Overseas charges are insane though, as they are everywhere. I made the mistake of looking briefly at Google Maps when in Mumbai. Not only was the map useless, I was also charged £25 (140Dhs) for the privilege.

samuraisam said...

ghoonk: Unlimited means unlimited.

Advertising a 'limited' plan as unlimited is false advertising and is fraudulent to consumers.
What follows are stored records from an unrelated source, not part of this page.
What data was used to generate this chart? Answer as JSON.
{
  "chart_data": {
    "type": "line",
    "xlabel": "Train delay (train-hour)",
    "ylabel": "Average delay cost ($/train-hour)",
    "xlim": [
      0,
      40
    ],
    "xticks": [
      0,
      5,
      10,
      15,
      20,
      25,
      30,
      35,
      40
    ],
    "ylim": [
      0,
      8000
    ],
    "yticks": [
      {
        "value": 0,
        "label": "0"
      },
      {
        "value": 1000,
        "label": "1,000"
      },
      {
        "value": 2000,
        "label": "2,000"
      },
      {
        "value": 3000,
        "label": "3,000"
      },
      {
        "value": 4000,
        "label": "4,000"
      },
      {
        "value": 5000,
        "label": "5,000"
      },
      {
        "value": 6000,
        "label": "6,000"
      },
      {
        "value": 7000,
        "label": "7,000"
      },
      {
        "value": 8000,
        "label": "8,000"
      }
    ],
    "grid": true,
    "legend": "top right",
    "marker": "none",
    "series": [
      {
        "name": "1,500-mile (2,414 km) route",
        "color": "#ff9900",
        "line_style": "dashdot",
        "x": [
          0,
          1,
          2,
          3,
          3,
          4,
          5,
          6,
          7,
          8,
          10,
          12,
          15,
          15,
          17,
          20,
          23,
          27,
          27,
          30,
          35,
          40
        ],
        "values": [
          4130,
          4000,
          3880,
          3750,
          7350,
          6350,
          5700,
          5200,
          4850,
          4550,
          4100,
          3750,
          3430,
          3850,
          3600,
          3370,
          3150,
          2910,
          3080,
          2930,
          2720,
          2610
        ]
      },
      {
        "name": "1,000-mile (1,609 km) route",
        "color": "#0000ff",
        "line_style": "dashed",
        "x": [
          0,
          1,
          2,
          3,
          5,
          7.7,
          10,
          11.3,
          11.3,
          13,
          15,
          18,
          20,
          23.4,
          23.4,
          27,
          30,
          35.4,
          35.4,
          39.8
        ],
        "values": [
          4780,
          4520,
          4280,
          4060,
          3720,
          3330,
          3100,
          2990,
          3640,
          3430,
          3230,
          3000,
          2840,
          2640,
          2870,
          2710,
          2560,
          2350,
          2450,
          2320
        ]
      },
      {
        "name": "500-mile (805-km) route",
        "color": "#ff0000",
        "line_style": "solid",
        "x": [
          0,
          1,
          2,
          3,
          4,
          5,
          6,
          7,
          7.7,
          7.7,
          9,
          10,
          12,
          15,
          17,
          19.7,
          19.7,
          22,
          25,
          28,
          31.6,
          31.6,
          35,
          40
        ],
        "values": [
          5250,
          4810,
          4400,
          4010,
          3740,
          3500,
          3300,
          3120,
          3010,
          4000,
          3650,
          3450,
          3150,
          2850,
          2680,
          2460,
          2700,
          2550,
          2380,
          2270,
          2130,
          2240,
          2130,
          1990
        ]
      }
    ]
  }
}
It takes advantage of people who are not knowledgeable about the specifics of HSDPA/3G plans and as such is against the TRA's policies and should be completely banned in the UAE.

Bottom line: Call it a 10GB plan or give it a 'marketing' name but ffs stop calling stuff 'unlimited' when it is not.

I can easily crack 1 GB a month; and if I have business use for my line I could go well over that sending files etc.

Vikas said...

If you have Android then,

A. download these two applications:

1. 3GWatchdog to watch your data usage (can assign quota, watch daily, weekly, monthly usage, export data as CSV, automatically close data connection when you reach X%.

2. APNDroid to close 3G directly using a widget button on home screen, whenever you don't need a connection.

B. if you have Du connection and are regularly on facebook you can use Zero facebook (0.facebook.com) as it's free for Du Subscribers.

C. switch off the Auto-Sync in Accounts and Sync Setting, which will allow you to manually Sync, only with selected accounts (gmail/facebook/twitter).

Does anyone know how to check Data balance on Du (like *144*3# for Etisalat). Selfcare shows me just units in MB and I can't goto Selfcare all the time, specially from a mobile handset.